Union Law Minister Kiren Rijiju on Friday said he was upset about the Supreme Court’s decision to put the sedition law in abeyance, India Today reported. Rijiju said that the court took the decision even after the government said that it was making changes to the law.

“When we [government] have already stated that we are taking a review [of sedition law] and that we will come back with better provisions, despite that if the pronouncement comes from the court, definitely it is not a good thing,” Rijiju told India Today in an interview.

Section 124A of the Indian Penal Code, which deals with sedition, states that whoever “brings or attempts to bring into hatred or contempt, or excites or attempts to excite disaffection towards the government established by law in India” can be held to have committed the offence of sedition.
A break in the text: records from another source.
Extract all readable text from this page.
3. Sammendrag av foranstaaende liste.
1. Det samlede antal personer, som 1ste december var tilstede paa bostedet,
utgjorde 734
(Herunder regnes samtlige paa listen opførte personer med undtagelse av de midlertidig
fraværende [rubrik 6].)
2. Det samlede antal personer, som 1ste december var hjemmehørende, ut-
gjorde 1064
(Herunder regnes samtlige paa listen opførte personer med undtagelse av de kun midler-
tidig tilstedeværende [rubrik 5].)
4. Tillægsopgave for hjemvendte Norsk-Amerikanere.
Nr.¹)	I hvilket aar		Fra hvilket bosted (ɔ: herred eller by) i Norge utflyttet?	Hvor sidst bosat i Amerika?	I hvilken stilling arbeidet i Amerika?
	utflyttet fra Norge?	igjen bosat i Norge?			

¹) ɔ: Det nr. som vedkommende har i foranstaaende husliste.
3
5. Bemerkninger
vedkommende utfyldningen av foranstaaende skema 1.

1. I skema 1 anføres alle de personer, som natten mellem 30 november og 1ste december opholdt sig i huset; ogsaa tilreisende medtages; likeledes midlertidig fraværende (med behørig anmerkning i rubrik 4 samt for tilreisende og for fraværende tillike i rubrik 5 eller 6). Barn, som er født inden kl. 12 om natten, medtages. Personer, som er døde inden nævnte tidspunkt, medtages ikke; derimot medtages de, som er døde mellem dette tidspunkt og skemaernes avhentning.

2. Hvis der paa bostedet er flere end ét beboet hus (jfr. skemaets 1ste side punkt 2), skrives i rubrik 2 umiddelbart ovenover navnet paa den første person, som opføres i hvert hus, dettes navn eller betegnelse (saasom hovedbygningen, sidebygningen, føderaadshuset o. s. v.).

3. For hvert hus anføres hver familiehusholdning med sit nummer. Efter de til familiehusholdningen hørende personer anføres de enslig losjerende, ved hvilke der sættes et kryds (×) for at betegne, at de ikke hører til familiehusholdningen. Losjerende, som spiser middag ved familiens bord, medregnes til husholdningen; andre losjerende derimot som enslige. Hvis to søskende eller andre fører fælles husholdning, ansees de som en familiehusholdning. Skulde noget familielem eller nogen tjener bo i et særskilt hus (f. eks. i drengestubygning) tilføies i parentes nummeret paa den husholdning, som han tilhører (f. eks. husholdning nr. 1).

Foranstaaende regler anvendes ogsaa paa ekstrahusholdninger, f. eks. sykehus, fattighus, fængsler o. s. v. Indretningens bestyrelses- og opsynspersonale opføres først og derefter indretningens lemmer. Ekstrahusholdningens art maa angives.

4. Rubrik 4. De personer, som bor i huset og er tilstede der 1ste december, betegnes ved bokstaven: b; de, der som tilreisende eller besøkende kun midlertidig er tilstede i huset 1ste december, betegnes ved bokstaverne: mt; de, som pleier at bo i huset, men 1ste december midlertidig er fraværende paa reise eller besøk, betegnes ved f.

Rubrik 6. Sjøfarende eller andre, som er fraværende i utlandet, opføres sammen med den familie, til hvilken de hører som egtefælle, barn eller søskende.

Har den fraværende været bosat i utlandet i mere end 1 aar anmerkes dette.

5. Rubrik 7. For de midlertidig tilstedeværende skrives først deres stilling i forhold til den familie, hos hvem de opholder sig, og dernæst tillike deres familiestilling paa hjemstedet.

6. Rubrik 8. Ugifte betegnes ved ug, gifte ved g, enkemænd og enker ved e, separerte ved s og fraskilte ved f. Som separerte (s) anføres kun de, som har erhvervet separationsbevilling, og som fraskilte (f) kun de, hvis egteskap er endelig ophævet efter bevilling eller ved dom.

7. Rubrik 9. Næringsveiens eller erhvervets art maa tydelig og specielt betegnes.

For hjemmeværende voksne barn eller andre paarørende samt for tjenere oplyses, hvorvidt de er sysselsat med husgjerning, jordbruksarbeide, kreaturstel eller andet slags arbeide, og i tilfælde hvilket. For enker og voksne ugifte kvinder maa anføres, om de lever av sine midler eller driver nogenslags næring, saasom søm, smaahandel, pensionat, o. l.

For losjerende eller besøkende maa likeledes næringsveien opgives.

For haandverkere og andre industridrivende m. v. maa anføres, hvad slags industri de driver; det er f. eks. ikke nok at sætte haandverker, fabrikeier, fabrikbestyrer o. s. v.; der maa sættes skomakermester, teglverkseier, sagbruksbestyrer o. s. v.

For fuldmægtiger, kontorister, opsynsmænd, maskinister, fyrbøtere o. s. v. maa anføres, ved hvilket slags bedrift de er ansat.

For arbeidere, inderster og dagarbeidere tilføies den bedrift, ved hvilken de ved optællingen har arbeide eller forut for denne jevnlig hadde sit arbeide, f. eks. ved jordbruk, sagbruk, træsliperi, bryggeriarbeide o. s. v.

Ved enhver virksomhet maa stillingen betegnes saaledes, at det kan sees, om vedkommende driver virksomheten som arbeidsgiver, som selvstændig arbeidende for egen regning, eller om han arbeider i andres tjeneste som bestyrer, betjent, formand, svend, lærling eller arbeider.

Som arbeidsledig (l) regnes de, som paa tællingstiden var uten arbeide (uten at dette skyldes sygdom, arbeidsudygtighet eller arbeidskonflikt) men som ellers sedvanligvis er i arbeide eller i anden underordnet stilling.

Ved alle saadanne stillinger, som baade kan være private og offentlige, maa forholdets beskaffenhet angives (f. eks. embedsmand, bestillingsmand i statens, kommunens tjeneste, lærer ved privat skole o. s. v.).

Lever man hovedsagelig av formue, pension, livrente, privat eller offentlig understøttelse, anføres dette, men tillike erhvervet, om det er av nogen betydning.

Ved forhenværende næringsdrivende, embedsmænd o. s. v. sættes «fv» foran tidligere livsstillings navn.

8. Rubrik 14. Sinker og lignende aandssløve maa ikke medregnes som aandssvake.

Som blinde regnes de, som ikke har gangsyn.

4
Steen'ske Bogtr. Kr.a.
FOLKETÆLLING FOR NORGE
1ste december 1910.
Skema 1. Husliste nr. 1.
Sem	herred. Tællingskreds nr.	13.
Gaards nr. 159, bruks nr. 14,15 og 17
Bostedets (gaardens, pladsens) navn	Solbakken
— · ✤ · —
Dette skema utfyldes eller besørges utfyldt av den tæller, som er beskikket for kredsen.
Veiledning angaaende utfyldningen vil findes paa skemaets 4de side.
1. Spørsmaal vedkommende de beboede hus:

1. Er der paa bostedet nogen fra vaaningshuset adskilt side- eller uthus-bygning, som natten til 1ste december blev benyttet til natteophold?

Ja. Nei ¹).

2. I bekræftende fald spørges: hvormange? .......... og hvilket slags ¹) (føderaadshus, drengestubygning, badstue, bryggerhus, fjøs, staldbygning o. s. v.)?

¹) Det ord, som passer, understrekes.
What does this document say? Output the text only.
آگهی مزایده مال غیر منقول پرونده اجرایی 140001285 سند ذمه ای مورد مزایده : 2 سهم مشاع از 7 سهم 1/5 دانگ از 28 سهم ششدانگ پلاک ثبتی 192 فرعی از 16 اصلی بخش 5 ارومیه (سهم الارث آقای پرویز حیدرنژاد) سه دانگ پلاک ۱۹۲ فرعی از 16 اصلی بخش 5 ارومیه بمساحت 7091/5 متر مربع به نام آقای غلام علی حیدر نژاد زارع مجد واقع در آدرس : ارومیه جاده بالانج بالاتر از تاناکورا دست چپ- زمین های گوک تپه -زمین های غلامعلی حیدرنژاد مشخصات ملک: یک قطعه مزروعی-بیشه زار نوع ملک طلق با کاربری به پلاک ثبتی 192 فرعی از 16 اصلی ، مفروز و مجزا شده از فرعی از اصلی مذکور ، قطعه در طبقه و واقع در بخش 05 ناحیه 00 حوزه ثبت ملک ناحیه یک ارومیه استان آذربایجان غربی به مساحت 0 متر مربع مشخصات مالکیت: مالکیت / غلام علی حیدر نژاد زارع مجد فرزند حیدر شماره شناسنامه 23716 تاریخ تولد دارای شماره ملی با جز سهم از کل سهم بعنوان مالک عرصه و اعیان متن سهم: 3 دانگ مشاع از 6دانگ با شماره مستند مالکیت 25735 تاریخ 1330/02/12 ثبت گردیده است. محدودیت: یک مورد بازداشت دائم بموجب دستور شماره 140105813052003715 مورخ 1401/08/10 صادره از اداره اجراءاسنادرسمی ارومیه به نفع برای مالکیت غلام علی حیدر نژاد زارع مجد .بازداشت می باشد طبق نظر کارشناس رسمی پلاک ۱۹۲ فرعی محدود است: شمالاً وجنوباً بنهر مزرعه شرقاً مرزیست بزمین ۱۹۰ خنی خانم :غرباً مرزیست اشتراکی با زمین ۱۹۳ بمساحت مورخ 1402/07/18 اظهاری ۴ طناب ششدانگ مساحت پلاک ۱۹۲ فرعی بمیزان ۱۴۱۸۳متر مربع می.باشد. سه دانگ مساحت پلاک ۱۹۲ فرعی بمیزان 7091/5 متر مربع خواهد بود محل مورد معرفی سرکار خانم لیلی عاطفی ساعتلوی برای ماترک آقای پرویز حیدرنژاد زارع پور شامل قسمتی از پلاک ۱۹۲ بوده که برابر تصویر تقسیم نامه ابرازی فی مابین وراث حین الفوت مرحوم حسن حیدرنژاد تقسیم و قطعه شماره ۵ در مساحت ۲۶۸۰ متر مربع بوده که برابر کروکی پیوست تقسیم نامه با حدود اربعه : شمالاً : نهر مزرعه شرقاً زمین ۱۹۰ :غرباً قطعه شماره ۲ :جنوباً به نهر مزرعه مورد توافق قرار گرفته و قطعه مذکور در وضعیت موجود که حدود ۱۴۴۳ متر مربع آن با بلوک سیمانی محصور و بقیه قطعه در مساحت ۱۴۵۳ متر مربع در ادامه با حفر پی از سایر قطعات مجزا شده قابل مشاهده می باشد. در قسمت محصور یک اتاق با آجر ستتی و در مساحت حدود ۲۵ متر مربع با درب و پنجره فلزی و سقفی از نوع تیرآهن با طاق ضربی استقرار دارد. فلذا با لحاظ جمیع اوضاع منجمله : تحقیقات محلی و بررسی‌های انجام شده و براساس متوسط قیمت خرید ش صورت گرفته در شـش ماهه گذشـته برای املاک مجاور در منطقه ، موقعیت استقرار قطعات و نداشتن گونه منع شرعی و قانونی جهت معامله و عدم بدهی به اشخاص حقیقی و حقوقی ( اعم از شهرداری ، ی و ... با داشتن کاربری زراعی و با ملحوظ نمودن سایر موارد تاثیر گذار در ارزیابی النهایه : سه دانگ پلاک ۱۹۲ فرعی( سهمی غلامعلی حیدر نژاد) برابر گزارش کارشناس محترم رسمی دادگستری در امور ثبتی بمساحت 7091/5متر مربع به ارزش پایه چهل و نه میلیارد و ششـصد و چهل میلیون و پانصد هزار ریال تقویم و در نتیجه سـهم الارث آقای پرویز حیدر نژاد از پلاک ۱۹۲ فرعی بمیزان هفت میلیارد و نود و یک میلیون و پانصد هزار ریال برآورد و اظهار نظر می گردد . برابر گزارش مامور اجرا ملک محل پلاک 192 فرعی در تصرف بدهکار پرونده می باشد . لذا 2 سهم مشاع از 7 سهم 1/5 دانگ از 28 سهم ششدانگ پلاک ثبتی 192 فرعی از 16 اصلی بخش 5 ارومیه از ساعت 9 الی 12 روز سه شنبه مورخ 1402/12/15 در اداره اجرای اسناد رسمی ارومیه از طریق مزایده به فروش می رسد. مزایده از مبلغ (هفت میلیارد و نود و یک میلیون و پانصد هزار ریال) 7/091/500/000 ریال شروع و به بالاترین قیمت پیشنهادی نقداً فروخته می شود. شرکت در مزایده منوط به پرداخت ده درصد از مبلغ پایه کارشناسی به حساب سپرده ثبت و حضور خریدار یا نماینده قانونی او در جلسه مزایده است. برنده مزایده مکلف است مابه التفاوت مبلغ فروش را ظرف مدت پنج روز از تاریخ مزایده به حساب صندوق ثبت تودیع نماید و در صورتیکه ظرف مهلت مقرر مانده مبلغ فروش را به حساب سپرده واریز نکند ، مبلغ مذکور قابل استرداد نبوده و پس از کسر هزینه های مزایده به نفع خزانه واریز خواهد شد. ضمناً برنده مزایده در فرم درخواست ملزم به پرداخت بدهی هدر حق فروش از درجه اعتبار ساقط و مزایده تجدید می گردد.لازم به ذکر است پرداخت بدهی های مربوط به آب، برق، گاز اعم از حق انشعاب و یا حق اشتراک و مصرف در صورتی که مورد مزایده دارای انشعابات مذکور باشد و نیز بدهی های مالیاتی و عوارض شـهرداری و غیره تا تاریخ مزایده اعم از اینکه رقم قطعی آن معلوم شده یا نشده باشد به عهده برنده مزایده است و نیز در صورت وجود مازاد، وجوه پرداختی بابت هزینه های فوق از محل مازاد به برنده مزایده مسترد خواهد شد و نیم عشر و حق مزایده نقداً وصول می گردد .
On May 11, the Supreme Court had put the sedition law in abeyance and requested state governments and the Centre to not file any new cases under the rule till it is re-examined.

At the time, the Centre had told the court that it will re-examine the sedition law and had urged the judges not to take up the matter till it does so.

After the verdict, Rijiju had said that while the government respects the court and its independence, there is a “laxman rekha”, or boundary, that must be respected by all organs of the state.

On Friday, Rijiju reiterated that the judiciary should not enter into the space of the executive.

“If the judiciary starts deciding where the roads should be built if it gets into the service rules, what is the government for?” he questioned. “Do I ever get involved with the judiciary’s work? I don’t. I assist the judiciary to make it a robust institution.”

The law minister also reiterated that he was not satisfied with the collegium system of appointing judges, and claimed that many judges agree with him, according to India Today.

“They [judges] decide the names on the basis of their understanding of a particular judge,” Rijiju told the television channel. “They also talk to the consultee judges who recommend names.”

He added: “A consultee judge will recommend only those whom he knows. They will not recommend someone they don’t know even if the person is qualified and fit enough to be a judge of the Supreme Court or High Court.”